Bariloche - A segunda reunião da Unasul (União de Nações Sul-Americanas) em um mês, ontem, em Bariloche, transformou-se num bate-boca que, embora em termos contidos e diplomáticos, aprofundou o impasse entre os 12 países da região. Na berlinda, por permitir que tropas americanas usem bases militares colombianas, Álvaro Uribe reclamou da “ameaça de intervencionismo político na Colômbia’’.
Uribe e o venezuelano Hugo Chávez polarizaram o encontro com pitadas teatrais. Uribe mostrou fotos dramáticas de famílias trucidadas na Colômbia, cobrando “corresponsabilidade” contra o narcotráfico e elogiando os EUA por se envolverem nesse combate. O acordo EUA-Colômbia foi que detonou a atual crise no grupo.
Já Chávez leu trechos de um documento das Forças Armadas dos EUA, que classifica a base colombiana de Palanquero - 1 das 7 incluídas no acordo militar entre os dois países - como “base expedicionária” na estratégia de mobilidade americana em caso de guerra.
O documento, cujo subtítulo é “Estratégia Global de Bases de Apoio” e cuja existência a Folha de S.Paulo já revelara no último dia 3, põe em xeque a versão tanto dos EUA quanto da Colômbia de que o acordo militar entre os dois países é exclusivo para combate ao narcotráfico, restrito ao território colombiano e sem objetivos militares.
Apesar do impacto que o documento causou, a maioria dos demais presidentes não caiu na isca de focar as discussões nas suas implicações e de transformar a reunião num ato de condenação a EUA e Colômbia.
Alan García (Peru) ironizou Chávez, Michelle Bachelet (Chile) relativizou a importância do texto, “que pode ser de uma unidade militar menor”, Tabaré Vazquez (Uruguai) disse que o momento é de convocar “a paz”.
O Pentágono, reagindo a Chávez, disse que o texto é “tão somente um documento acadêmico, como tantos outros”.
Evo Morales (Bolívia) e Rafael Correa (Equador) falaram longamente num tom de condenação à Colômbia. Lula, Bachelet, Cristina Kirchner (Argentina) e Fernando Lugo (Paraguai) mantiveram uma posição consensual: crítica ao acordo Colômbia-EUA, mas sem atacar Uribe.
O presidente do Brasil, Luiz Inácio Lula da Silva, não conseguiu conter hoje a sua irritação durante a Cúpula da Unasul (União de Nações Sul-Americanas), com a extensão dos discursos e com a decisão de permitir que as discussões sejam transmitidas ao vivo. “Quando parecia que a reunião havia acabado, passamos a discutir tudo de novo. Tem presidentes que falaram três ou quatro vezes’’, disse Lula, visivelmente irritado.
Lula e Cristina consideraram que a abrangência desse acordo extrapola em muito a necessidade de combate às Farc (Forças Armadas Revolucionárias da Colômbia), que nunca estiveram tão frágeis.

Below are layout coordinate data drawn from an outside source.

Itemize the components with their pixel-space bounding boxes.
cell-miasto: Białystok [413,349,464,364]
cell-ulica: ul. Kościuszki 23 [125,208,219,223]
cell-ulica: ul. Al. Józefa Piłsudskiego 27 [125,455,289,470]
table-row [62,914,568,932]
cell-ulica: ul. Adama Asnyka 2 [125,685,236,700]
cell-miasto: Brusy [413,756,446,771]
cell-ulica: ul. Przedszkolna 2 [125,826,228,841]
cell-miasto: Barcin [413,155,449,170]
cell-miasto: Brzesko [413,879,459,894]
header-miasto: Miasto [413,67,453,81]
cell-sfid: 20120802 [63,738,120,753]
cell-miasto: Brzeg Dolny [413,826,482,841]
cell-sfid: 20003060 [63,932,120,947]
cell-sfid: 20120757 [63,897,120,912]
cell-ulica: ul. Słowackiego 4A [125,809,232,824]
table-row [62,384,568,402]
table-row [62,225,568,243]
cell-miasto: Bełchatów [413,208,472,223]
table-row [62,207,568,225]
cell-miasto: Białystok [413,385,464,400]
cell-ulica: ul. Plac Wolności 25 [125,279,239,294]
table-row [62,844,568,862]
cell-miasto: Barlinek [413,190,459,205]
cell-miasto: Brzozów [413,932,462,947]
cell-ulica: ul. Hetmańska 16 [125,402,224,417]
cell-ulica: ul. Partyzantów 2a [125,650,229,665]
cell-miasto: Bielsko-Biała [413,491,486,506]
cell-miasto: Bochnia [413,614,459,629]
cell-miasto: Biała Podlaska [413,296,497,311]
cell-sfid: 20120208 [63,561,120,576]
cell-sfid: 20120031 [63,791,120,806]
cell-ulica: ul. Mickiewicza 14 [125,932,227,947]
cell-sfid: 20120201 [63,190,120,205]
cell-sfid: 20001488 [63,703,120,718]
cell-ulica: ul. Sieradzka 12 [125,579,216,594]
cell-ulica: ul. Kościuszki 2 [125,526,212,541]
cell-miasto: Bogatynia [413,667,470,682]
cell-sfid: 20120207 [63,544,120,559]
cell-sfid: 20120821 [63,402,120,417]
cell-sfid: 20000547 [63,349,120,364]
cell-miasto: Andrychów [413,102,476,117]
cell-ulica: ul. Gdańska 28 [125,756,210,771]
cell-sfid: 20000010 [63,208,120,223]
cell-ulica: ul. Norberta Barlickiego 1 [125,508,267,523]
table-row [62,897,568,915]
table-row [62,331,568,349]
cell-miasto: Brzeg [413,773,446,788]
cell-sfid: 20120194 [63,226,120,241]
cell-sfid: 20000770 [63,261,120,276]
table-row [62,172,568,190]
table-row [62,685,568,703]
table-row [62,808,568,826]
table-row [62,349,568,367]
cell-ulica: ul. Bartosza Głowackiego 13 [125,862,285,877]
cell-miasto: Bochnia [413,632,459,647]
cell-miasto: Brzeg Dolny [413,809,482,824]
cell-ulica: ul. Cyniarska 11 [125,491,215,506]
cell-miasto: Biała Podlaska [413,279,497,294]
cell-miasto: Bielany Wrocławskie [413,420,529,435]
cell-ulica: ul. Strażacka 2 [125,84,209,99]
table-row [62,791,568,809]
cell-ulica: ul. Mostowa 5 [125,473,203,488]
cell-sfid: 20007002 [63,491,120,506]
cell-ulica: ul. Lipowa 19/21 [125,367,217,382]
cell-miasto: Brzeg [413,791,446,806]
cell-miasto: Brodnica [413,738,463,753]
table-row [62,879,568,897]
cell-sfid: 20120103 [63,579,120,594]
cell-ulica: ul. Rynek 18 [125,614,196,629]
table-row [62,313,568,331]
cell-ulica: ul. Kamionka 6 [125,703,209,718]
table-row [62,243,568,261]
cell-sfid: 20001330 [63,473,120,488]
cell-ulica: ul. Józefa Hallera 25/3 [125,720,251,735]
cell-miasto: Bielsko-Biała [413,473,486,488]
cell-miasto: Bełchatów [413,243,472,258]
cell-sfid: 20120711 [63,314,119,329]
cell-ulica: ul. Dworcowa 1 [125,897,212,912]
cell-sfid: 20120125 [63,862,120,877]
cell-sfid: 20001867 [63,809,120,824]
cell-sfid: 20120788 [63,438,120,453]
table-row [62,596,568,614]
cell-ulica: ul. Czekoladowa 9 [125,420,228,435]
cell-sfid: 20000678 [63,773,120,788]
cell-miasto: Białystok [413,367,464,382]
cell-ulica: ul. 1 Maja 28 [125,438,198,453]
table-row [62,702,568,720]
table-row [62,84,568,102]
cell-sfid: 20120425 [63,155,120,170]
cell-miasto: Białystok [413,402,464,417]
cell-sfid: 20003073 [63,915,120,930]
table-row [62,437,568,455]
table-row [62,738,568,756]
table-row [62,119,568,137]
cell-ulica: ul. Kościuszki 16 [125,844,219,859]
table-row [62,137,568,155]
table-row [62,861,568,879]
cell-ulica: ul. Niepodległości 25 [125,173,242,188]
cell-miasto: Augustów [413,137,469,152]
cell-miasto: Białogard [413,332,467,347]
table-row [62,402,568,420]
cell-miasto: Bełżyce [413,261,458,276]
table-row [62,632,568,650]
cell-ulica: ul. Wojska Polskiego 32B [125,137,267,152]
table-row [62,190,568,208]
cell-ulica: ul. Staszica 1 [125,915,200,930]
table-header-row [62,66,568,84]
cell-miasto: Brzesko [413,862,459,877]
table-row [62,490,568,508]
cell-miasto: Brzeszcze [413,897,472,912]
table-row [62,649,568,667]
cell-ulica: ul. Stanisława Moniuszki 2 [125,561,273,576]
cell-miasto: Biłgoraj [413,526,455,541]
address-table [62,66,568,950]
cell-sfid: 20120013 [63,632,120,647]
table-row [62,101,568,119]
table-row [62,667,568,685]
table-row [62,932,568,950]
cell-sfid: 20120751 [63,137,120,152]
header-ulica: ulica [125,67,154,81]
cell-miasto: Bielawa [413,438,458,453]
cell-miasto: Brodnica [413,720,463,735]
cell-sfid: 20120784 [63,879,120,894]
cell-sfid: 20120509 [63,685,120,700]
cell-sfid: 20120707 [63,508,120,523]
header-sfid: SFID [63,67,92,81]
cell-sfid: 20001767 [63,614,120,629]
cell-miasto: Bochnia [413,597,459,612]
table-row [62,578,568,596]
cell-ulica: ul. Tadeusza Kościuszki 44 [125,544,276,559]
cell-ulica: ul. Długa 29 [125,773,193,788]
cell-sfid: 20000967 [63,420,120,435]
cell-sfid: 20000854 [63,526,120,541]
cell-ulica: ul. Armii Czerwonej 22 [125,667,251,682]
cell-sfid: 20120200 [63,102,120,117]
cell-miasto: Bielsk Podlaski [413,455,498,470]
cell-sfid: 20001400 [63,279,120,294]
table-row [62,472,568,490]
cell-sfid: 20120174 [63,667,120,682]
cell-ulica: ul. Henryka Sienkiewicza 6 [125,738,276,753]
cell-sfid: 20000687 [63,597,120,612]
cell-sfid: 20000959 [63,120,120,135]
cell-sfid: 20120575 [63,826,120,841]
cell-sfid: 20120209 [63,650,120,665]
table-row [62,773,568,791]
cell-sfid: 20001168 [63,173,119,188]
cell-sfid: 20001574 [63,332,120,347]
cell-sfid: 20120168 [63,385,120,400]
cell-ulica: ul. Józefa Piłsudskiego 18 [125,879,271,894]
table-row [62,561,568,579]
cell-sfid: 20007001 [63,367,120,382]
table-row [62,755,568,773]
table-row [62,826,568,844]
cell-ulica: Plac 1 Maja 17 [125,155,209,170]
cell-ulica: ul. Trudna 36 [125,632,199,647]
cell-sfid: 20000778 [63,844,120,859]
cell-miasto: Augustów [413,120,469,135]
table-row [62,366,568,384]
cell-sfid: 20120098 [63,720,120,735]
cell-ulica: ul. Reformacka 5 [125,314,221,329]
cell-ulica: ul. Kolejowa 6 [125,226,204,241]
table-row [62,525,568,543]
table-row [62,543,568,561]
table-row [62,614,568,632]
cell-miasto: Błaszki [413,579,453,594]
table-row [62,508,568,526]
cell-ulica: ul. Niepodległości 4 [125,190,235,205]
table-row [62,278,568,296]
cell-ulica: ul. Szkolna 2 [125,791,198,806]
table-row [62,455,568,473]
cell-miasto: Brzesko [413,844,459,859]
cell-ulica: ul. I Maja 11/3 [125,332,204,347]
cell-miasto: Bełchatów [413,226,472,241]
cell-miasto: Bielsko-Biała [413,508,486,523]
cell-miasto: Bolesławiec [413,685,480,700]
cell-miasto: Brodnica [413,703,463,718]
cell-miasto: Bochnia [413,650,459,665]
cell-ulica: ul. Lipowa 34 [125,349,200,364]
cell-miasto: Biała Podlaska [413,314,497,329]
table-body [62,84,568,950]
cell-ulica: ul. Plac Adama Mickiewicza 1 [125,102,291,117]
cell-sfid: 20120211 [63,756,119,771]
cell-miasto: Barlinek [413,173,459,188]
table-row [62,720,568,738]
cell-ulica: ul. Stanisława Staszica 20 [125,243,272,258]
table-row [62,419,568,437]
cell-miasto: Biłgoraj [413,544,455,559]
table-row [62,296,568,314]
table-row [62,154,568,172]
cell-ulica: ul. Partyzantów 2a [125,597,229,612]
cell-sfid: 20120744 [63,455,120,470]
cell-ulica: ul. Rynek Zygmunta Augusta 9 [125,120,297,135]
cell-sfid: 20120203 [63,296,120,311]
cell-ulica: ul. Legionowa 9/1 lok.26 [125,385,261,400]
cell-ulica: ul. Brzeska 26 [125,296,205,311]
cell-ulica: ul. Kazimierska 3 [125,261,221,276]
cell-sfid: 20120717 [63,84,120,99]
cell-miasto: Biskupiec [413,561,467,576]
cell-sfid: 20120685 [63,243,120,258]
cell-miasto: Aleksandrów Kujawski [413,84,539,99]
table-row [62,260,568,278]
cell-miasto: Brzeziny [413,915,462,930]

“As bases dos EUA na Colômbia existem desde 1952 e não solucionaram o problema, então, que outras coisas poderiam ser feitas para resolver?”, disse Lula. Uribe corrigiu: “As bases não são dos EUA”.
“Combate ao narcotráfico se faz com inteligência e contra-inteligência. Aviões C-17 ou radares de amplo alcance não me parecem os instrumentos adequados. A base de Palanquero parece mais compatível com gerra convencional”, disse Cristina.
Imprensa
Ao chegar, Uribe falou com jornalistas para expor uma quase exigência: de que os debates fossem transmitidos pela TV para os telões da sala de imprensa. Numa votação simbólica, os demais presidentes concordaram, e apenas um condenou a decisão: Lula.
Segundo ele, uma reunião desse tipo perde o sentido se é aberta, “porque cada um passa a falar para o seu público interno, e a reunião se perde”.
Em meio ao clima ruim, e sem perspectiva de alguma conclusão, os presidentes perfilaram-se para uma foto que deveria simbolizar integração, mas, neste momento, a realidade é o oposto disso.
Na declaração final, eles tentaram contemplar todos os lados, propondo a criação de mecanismos para tornar mais transparentes as informações na área de defesa, ratificando a retórica do combate comum ao narcotráfico e determinando que se analisasse o documento evocado por Chávez.
Alan García, maior aliado de Uribe na região, lançou a idéia de que as decisões passem a ser por maioria, não mais por consenso. Porque, por consenso, nada se conclui de concreto.